Interpretation of a published article, Miller et al. (2016) Please read the attached article, paying close attention to the design of the study, the analysis and results. Please provide a short answer to the following question about this article.

  1. This research study was a randomized controlled trial, randomizing principals to the treatment and control group. Despite the use of randomization, are there any threats to internal validity in this study? Choose at least two of the threats to internal validity as discussed in class and outlined by the article by Shadish & Luellen (attached to the midterm information) and discuss why this threat does or does not apply to this study.

    • Attrition: The researchers lost a total of 31 schools during their study. Fortunately, they determined that treatment and control groups differences were not systematically related to school context or achievement status. (I think a chi-squared test would tell you this??) .

    • Selection: Selection bias is when your sample differs systematically from your population of interest. Lots of things can lead to selection bias, one of them being attrition. As I mentioned before, the researchers stated that they found no statistically significant differences between those who participated in the program and those who withdrew.

  2. How well do you think this study generalizes to other principals and schools? Provide a rationale for your answer.

    • It is difficult to speak to the external validity of this study.

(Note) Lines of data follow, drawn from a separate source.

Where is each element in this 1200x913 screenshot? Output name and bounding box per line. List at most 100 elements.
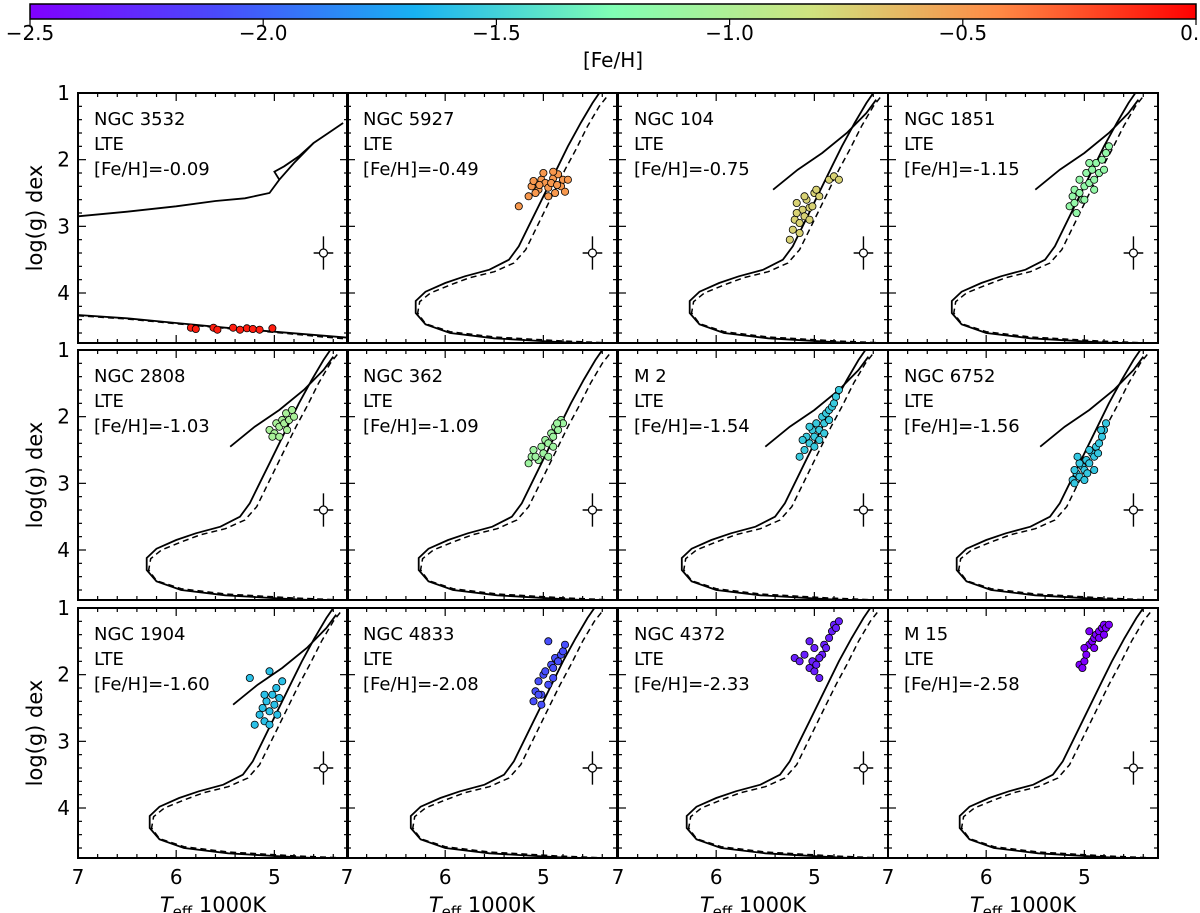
colorbar-ticks: −2.5 −2.0 −1.5 −1.0 −0.5 0.0 — [6, 19, 1200, 45]
star-point — [541, 667, 550, 676]
star-point — [812, 660, 821, 669]
axis-ticks — [346, 349, 617, 600]
colorbar-tick-label: −1.0 — [705, 21, 754, 45]
star-point — [537, 442, 546, 451]
star-point — [275, 432, 284, 441]
star-point — [529, 176, 538, 185]
star-point — [1085, 459, 1094, 468]
isochrone-line — [680, 350, 869, 600]
star-point — [275, 694, 284, 703]
horizontal-branch-line — [772, 99, 877, 191]
panel-mode: LTE — [634, 134, 664, 155]
colorbar-gradient — [29, 3, 1197, 20]
y-tick-label: 2 — [57, 148, 70, 172]
panel-cluster-name: NGC 5927 — [363, 109, 455, 130]
star-point — [554, 425, 563, 434]
star-point — [250, 720, 259, 729]
star-point — [534, 677, 543, 686]
star-point — [815, 435, 824, 444]
star-point — [834, 617, 843, 626]
star-point — [1082, 650, 1091, 659]
star-point — [549, 442, 558, 451]
panel-feh: [Fe/H]=-1.60 — [94, 674, 210, 695]
panel-ngc-104: NGC 104 LTE [Fe/H]=-0.75 — [617, 92, 889, 344]
star-point — [795, 657, 804, 666]
panel-feh: [Fe/H]=-2.58 — [904, 674, 1020, 695]
star-point — [812, 419, 821, 428]
x-tick-label: 7 — [72, 865, 85, 889]
panel-frame — [77, 92, 349, 344]
panel-feh: [Fe/H]=-1.56 — [904, 416, 1020, 437]
star-point — [1070, 465, 1079, 474]
star-point — [1095, 439, 1104, 448]
panel-mode: LTE — [634, 649, 664, 670]
y-axis-label: log(g) dex — [23, 680, 47, 787]
panel-cluster-name: M 15 — [904, 624, 948, 645]
star-point — [1085, 445, 1094, 454]
y-tick-label: 3 — [57, 729, 70, 753]
star-point — [820, 429, 829, 438]
star-point — [1088, 165, 1097, 174]
colorbar: −2.5 −2.0 −1.5 −1.0 −0.5 0.0 [Fe/H] — [6, 3, 1200, 72]
star-point — [788, 225, 797, 234]
error-bar — [582, 751, 603, 785]
star-point — [825, 415, 834, 424]
error-bar — [1123, 493, 1144, 527]
isochrone-dashed — [416, 95, 613, 343]
y-axis-label: log(g) dex — [23, 422, 47, 529]
panel-cluster-name: NGC 4833 — [363, 624, 455, 645]
star-point — [798, 435, 807, 444]
panel-frame — [346, 607, 618, 859]
axis-ticks — [887, 349, 1158, 600]
star-point — [265, 707, 274, 716]
star-point — [549, 674, 558, 683]
star-point — [553, 419, 562, 428]
error-bar — [582, 236, 603, 270]
horizontal-branch-line — [1039, 356, 1145, 448]
star-point — [800, 445, 809, 454]
star-point — [1082, 168, 1091, 177]
axis-ticks — [887, 92, 1158, 343]
star-point — [255, 710, 264, 719]
star-point — [258, 704, 267, 713]
panel-cluster-name: NGC 2808 — [94, 366, 186, 387]
star-point — [1098, 155, 1107, 164]
y-tick-label: 3 — [57, 214, 70, 238]
panel-feh: [Fe/H]=-0.75 — [634, 159, 750, 180]
panel-mode: LTE — [904, 391, 934, 412]
star-point — [262, 697, 271, 706]
x-tick-label: 5 — [1078, 865, 1091, 889]
star-point — [534, 690, 543, 699]
error-bar-center — [318, 248, 329, 258]
horizontal-branch-line — [1034, 99, 1140, 191]
star-point — [544, 452, 553, 461]
star-point — [268, 432, 277, 441]
star-point — [1104, 620, 1113, 629]
star-point — [1078, 664, 1087, 673]
star-point — [213, 325, 222, 334]
star-point — [1094, 449, 1103, 458]
isochrone-dashed — [150, 610, 347, 858]
panel-cluster-name: NGC 1904 — [94, 624, 186, 645]
error-bar — [853, 751, 874, 785]
star-point — [537, 700, 546, 709]
isochrone-line — [950, 93, 1139, 343]
star-point — [815, 192, 824, 201]
panel-feh: [Fe/H]=-0.49 — [363, 159, 479, 180]
star-point — [834, 175, 843, 184]
star-point — [544, 192, 553, 201]
colorbar-tick-label: −0.5 — [939, 21, 988, 45]
plot-area — [145, 350, 344, 600]
panel-ngc-5927: NGC 5927 LTE [Fe/H]=-0.49 — [346, 92, 618, 344]
x-tick-label: 5 — [808, 865, 821, 889]
panel-feh: [Fe/H]=-1.09 — [363, 416, 479, 437]
panel-ngc-6752: NGC 6752 LTE [Fe/H]=-1.56 — [887, 349, 1159, 601]
y-tick-label: 1 — [57, 338, 70, 362]
star-point — [1090, 465, 1099, 474]
panel-cluster-name: NGC 3532 — [94, 109, 186, 130]
plot-area — [78, 122, 348, 340]
star-point — [544, 680, 553, 689]
x-tick-label: 7 — [341, 865, 354, 889]
plot-area — [409, 608, 608, 858]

The participants in this study all come from rural Michigan elementary schools. Can we expect similar outcomes from rural middle or high schools in Michigan? Can we expect similar outcomes from schools outside of Michigan? outside the Midwest? outside the United States? It’s hard to say.
  3. Do you have any concerns with differences among the two groups of principals (baseline equivalence) in this study? Provide a rationale for your answer.

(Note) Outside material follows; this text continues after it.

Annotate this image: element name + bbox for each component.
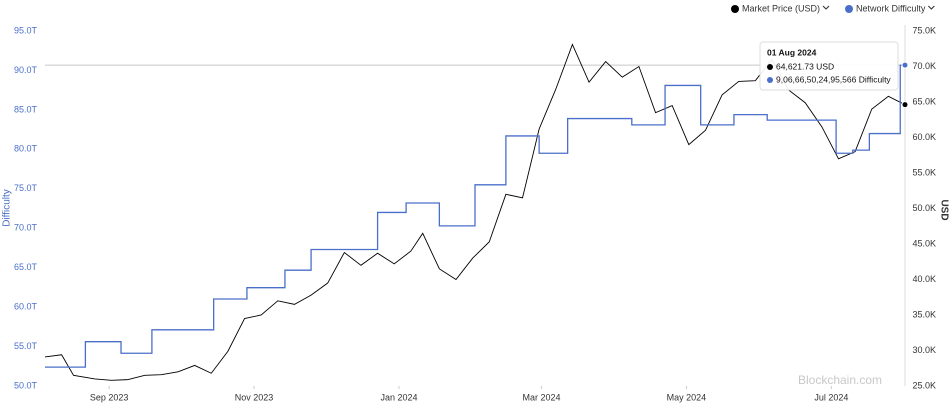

    • No, I don’t have any concerns with baseline equivalence. Although participants dropped about of the program, the researchers determined those who withdrew were not systematically different from those who participated in the program. Furthermore, the pre-test determined participants in the treatment group were not systematically different from those in the control group.
  4. On page 543, the authors provide the regression equation they will use in the study. Describe one of the control variables used in the model, and provide a rationale for why the authors might choose to control for this variable when estimating the effect of the BLPD program.

    • The researchers used the pre-test scores as a control variable for their model. This is important because prior knowledge influences both the outcome variable and participation in the program. Adding pre-test scores to the model helps to make our treatment variable exogenous
  5. Do you have any concerns with multicollinearity among the explanatory variables in this study? Provide a rationale for your answer.

    • No, I don’t think there is a concern with multicollinearity. My understanding from the article is that they just did a bunch of t-tests/bivariate regression analyses. The article says the following: “In addition, we planned no tests of relationships among the outcomes; rather, we simply examined the degree to which treatment and control school principals differ on these outcomes controlling for their Goddard et al. 541 baseline (pretreatment) status on each indicator.” This means there was only one dichotomous variable (Treated or Untreated) and no control variables.
  6. Choose an outcome in Table 4. Describe in your own words the meaning of the unstandardized coefficient.If a control variable was significant in this model, discuss what this significant variable means in the model.

    • Those in the program scored .424 points higher on “Principal Efficacy” than those in the control group. The researchers did not control for anything with this outcome.